Scheller went on to use electron microscopy to pin point the location of v- and t-SNARE proteins on vesicles and the pre-synaptic membrane. In 2001 he then moved to the biotech company Genentech, leaving Südhof to continue making major contributions to the field. Südhof also identified two proteins, Rab3 and RIM, which assist in the movement of vesicles towards the pre-synaptic membrane – to the region known as the ‘active zone.'
Recently, Rothman and Südhof described the role of the Rab proteins and the SM (Sec1/Munc18-like) proteins in providing additional specificity and control to the process of SNARE scaffold assembly and vesicle docking to membranes in various cell types, thus confirming the general importance of these proteins (Science, vol 323, 23 January 2009).
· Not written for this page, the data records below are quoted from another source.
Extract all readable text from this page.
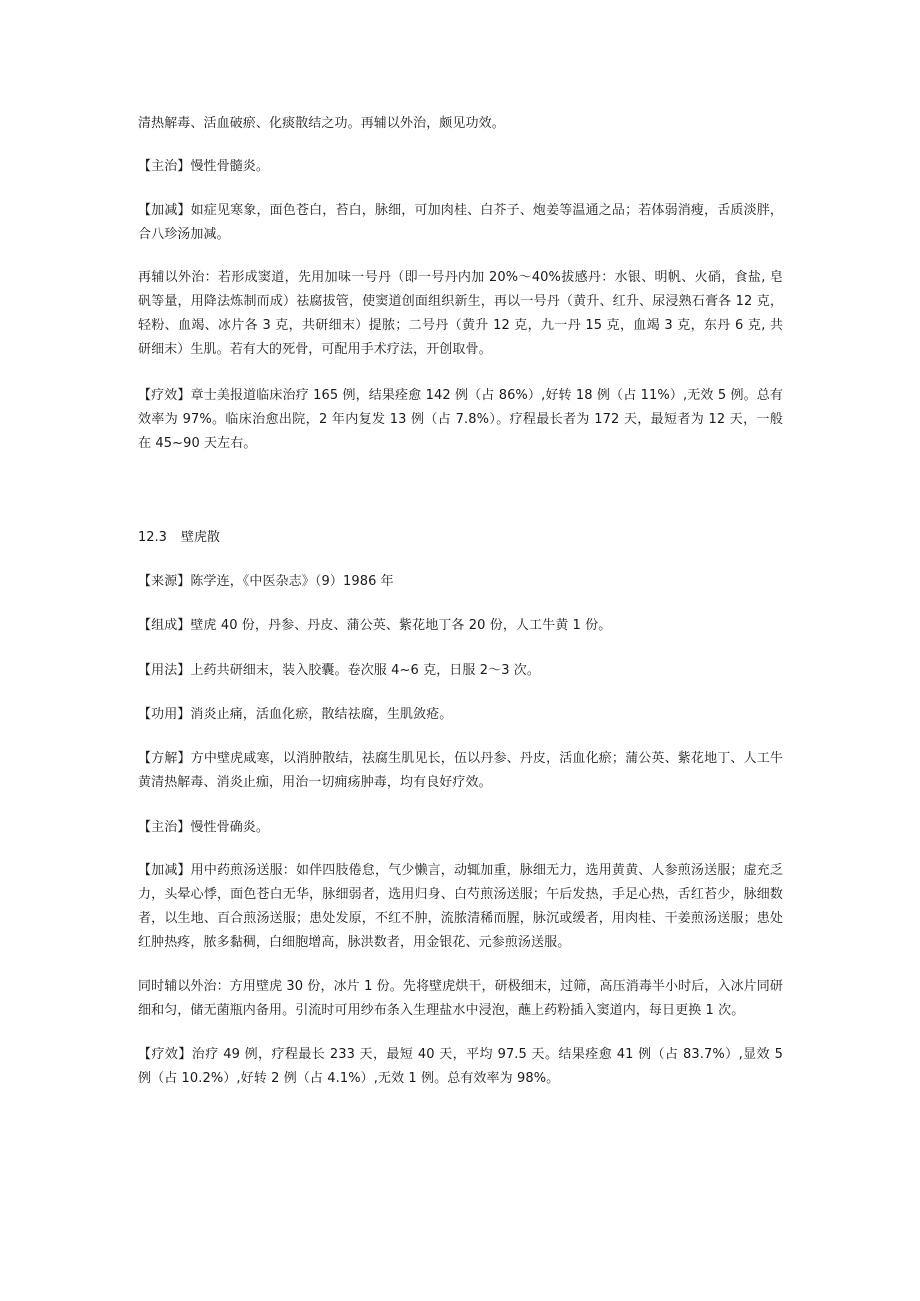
清热解毒、活血破瘀、化痰散结之功。再辅以外治，颇见功效。

【主治】慢性骨髓炎。

【加减】如症见寒象，面色苍白，苔白，脉细，可加肉桂、白芥子、炮姜等温通之品；若体弱消瘦，舌质淡胖，合八珍汤加减。

再辅以外治：若形成窦道，先用加味一号丹（即一号丹内加 20%～40%拔感丹：水银、明帆、火硝，食盐, 皂矾等量，用降法炼制而成）祛腐拔管，使窦道创面组织新生，再以一号丹（黄升、红升、尿浸熟石膏各 12 克，轻粉、血竭、冰片各 3 克，共研细末）提脓；二号丹（黄升 12 克，九一丹 15 克，血竭 3 克，东丹 6 克, 共研细末）生肌。若有大的死骨，可配用手术疗法，开创取骨。

【疗效】章士美报道临床治疗 165 例，结果痊愈 142 例（占 86%）,好转 18 例（占 11%）,无效 5 例。总有效率为 97%。临床治愈出院，2 年内复发 13 例（占 7.8%）。疗程最长者为 172 天，最短者为 12 天，一般在 45~90 天左右。

12.3 壁虎散

【来源】陈学连，《中医杂志》（9）1986 年

【组成】壁虎 40 份，丹参、丹皮、蒲公英、紫花地丁各 20 份，人工牛黄 1 份。

【用法】上药共研细末，装入胶囊。卷次服 4~6 克，日服 2～3 次。

【功用】消炎止痛，活血化瘀，散结祛腐，生肌敛疮。

【方解】方中壁虎咸寒，以消肿散结，祛腐生肌见长，伍以丹参、丹皮，活血化瘀；蒲公英、紫花地丁、人工牛黄清热解毒、消炎止痂，用治一切痈疡肿毒，均有良好疗效。

【主治】慢性骨确炎。

【加减】用中药煎汤送服：如伴四肢倦怠，气少懒言，动辄加重，脉细无力，选用黄黄、人参煎汤送服；虚充乏力，头晕心悸，面色苍白无华，脉细弱者，选用归身、白芍煎汤送服；午后发热，手足心热，舌红苔少，脉细数者，以生地、百合煎汤送服；患处发原，不红不肿，流脓清稀而腥，脉沉或缓者，用肉桂、干姜煎汤送服；患处红肿热疼，脓多黏稠，白细胞增高，脉洪数者，用金银花、元参煎汤送服。

同时辅以外治：方用壁虎 30 份，冰片 1 份。先将壁虎烘干，研极细末，过筛，高压消毒半小时后，入冰片同研细和匀，储无菌瓶内备用。引流时可用纱布条入生理盐水中浸泡，蘸上药粉插入窦道内，每日更换 1 次。

【疗效】治疗 49 例，疗程最长 233 天，最短 40 天，平均 97.5 天。结果痊愈 41 例（占 83.7%）,显效 5 例（占 10.2%）,好转 2 例（占 4.1%）,无效 1 例。总有效率为 98%。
Thus Scheller, Südhof and Rothman have together revealed not only the identity of the molecules that initiate vesicle fusion and neurotransmitter release, but also how they act in a coordinated and precisely controlled manner that ensures neuronal signalling occurs with maximum efficiency and minimum background ‘noise.' Their findings form the basis for future investigation into the finer details of neuronal signalling in the brain and how these relate to processes such as learning and memory, and the defects responsible for conditions such as schizophrenia and autism.
“We knew synaptic transmission was vital and probabilistic but we knew nothing about the mechanisms. They took a big step towards explaining the molecular mechanism by which it happens and that’s a big deal!” says Committee member Charles Stevens.
“What happens at the membrane in the release of neurotransmitter – this is really fundamental to the nervous system,” says Jon Storm-Mathisen, chair of the Kavli Prize for Neuroscience committee.